The Summer House, an elaborate, full-dress, impressively cast and acted family gathering at the family summer place of a wealthy industrialist, with a sister, mother, and adopted daughter on hand, has all the trappings of Chekhov and then some. This is like Chekhov by Bruni Tedeschi with staging by Fellini. And this is also self-reflective, because Anna, Bruni Tedeschi's character, is here working on a film - though in a comical preliminary scene including Frederick Wiseman as a board member it doesn't seem to have gotten the funding it sought - with her cowriter Nathalie (B.T.'s actual cosripter Noémie Lvovsky).
All members of Anna's complicated family seem to be on hand, including the director's own mother as her character's mother again, two actors competing apparently to play Anna's brother who died of AIDS (as did B.T.'s actual brother Virginio), and her brother's ghost (Stefano Cassetti) haunting the grounds. The film juggles a lot of subplots, including intense ones "downstairs," among the estate's household of staff, which include Yolande Moreau and François Négret. Also on hand is Pierre Arditi, Valeria Golino, B.T.'s adopted African daughter Oumy Bruni Garrel, two members of the Comédie Française, Laurent Stocker and Bruno Raffaelli, and Italian heartthrob Riccardo Scamarcio as Luca, Anna's love, who is drifting away from her, standing in for her ex-husband Louis Garrel.
The only taint on this enjoyable romp is how old-fashioned and derivative it is - in many respects.
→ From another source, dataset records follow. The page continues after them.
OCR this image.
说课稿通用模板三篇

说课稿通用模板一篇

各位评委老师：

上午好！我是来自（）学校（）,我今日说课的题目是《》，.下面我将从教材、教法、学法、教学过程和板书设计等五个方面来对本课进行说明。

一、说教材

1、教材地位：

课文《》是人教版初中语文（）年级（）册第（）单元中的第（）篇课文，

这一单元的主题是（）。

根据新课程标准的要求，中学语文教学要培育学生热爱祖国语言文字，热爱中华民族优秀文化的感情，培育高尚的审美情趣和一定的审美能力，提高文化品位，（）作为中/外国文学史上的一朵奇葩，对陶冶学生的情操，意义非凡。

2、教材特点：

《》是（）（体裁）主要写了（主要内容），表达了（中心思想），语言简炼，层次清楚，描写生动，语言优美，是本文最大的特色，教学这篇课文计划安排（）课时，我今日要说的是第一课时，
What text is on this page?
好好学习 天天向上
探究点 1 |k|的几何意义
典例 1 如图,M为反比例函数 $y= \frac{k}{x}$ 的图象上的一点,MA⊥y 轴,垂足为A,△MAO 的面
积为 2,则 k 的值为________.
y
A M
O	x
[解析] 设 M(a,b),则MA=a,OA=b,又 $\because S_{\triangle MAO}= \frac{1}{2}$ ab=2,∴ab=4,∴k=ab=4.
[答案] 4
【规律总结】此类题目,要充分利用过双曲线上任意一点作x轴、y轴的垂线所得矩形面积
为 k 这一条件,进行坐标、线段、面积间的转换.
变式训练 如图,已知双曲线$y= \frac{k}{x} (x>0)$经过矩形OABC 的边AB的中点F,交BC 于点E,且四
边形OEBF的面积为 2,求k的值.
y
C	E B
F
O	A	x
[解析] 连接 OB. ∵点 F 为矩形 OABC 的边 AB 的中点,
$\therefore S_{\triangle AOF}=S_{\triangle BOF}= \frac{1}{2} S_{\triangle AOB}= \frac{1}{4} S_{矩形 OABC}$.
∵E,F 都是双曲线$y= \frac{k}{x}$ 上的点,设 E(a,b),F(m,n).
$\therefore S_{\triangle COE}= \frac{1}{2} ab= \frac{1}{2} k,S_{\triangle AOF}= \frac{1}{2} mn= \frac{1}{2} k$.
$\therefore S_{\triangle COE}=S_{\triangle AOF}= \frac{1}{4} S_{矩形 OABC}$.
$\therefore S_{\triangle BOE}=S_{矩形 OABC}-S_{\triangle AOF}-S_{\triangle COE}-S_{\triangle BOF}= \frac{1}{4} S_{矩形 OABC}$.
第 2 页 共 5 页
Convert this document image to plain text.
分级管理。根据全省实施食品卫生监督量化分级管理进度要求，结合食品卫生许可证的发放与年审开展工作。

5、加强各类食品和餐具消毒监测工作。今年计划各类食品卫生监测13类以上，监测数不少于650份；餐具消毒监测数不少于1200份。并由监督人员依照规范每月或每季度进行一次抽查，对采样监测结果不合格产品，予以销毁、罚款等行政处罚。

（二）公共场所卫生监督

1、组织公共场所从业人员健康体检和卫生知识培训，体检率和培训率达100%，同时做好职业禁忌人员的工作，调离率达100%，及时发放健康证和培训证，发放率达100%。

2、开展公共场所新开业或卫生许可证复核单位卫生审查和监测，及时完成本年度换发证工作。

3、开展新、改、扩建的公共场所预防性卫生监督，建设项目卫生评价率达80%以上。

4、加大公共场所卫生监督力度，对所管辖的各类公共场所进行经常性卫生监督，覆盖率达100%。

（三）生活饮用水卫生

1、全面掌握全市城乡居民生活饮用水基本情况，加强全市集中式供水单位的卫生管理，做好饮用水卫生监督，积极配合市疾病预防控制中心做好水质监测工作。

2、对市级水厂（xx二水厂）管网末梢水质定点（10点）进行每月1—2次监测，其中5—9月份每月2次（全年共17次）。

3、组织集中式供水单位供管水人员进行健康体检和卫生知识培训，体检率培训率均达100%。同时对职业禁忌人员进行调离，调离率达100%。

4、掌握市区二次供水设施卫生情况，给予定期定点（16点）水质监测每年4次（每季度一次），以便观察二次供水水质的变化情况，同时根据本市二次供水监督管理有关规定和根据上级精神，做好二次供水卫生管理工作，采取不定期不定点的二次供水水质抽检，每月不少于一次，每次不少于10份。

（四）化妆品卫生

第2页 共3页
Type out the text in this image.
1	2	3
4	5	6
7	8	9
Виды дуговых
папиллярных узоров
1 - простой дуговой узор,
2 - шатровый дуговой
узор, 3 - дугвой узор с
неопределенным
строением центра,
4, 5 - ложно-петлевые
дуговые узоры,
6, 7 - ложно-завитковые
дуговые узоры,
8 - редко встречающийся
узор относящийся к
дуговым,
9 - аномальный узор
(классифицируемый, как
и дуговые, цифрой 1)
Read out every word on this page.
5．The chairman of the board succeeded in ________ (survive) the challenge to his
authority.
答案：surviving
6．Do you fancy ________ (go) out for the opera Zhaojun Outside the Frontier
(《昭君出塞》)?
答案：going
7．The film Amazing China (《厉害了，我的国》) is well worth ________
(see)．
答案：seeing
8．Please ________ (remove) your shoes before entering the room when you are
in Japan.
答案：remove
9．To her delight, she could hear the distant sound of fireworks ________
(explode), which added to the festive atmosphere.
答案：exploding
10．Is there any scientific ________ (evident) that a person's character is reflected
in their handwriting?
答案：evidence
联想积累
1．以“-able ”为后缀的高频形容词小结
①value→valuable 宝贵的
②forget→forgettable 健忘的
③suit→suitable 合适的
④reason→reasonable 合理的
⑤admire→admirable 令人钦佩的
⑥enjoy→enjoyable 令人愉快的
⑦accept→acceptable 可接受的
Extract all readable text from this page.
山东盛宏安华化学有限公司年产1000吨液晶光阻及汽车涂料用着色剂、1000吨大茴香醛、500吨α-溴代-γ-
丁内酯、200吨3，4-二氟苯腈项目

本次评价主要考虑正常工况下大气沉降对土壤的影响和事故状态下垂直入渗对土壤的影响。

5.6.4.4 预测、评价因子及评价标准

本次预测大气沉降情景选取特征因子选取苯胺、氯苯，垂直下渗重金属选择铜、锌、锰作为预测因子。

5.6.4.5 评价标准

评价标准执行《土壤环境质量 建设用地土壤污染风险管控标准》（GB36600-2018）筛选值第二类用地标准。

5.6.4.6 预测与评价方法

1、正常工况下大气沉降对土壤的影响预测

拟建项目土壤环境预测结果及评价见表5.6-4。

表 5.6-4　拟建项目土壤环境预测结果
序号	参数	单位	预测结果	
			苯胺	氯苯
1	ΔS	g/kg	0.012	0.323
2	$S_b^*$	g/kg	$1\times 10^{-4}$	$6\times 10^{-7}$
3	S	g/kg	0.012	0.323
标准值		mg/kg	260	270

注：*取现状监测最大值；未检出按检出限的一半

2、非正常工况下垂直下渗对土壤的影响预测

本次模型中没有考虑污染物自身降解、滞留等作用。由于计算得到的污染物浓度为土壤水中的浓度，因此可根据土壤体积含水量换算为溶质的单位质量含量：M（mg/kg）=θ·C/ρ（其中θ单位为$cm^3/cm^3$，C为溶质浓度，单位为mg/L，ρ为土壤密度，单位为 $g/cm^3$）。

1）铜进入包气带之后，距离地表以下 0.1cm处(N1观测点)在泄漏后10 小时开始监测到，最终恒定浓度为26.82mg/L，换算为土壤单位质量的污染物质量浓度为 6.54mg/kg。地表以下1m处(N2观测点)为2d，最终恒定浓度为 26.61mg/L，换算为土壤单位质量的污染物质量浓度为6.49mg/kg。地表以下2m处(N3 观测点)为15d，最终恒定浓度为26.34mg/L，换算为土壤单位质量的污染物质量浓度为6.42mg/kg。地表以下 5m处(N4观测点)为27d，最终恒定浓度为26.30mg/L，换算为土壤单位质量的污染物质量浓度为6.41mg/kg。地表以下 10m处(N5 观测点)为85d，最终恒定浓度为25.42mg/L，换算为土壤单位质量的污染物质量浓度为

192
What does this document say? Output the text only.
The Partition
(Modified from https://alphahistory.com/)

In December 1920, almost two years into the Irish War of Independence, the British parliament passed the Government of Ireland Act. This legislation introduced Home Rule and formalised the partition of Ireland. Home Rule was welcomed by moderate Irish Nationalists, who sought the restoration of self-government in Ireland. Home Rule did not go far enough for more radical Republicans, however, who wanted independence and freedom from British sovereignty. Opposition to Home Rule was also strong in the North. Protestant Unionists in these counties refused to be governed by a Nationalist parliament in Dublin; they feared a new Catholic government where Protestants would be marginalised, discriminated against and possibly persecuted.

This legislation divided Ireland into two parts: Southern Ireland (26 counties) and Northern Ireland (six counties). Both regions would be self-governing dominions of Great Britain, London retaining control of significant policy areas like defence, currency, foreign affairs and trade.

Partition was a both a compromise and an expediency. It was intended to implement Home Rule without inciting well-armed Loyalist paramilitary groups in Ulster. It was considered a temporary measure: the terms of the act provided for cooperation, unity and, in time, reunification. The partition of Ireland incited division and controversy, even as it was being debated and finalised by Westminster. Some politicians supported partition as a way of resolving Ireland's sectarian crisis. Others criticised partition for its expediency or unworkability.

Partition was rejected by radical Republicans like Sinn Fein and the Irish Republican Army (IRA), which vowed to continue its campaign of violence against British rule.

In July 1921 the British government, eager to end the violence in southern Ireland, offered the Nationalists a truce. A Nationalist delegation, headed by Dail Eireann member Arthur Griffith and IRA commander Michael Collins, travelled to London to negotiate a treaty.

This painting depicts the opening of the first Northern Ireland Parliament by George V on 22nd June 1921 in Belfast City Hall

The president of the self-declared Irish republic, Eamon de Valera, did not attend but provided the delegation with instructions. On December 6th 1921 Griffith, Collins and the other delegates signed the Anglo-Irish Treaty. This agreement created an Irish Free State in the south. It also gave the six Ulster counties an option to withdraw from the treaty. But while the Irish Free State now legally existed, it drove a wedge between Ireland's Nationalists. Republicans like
Bruni Tedeschi's own creation of Anna, a creative madwoman, driven crazy by by Luca's abandonment, is original with her. And as Luca, Scamarcio is both very physical and real, fleshy, dark and handsome with his flashing pale blue eyes, kissing her, smoking, and yet perhaps also imaginary some, or even all, of the time. All this is certainly sui generis. It's just the whole idea of the wealthy family summerhouse gathering of moody isolated planets that comes from the Russians, and the whole social setting of inherited wealth, with servants, an old house, is very
vieux jeu - not to mention the fact that Burni Tedeschi has done this kind of thing herself, speaking about her own and her family's life, before.
But this familiarity does not keep
The Summer House from entertaining, if you sit back and ride with the full extent of its meandering, anecdotal unfolding - - though Jessica Kiang clearly did not, since in her
Variety review she called this film "aggravatingly insular." (See however Boyd van Hoeij's more appreciative and more detailed review for
Hollywood Reporter.)
The Summer House/Les Estivants, 122 mins., debuted at Venice (Out of Competition) Sept. 2018 and was shown in at least five other festivals, including Mumbai. French theatrical release began 30 Jan. 2019 (AlloCiné press rating 3.1). Screened for this review as part of the UniFrance-FSLC Rendez-Vous with French Cinema at Lincoln Center, Mar. 2019. U.S. Premiere. Valeria Bruni Tedeschi reportedly could not be present because of opening in a play in Paris.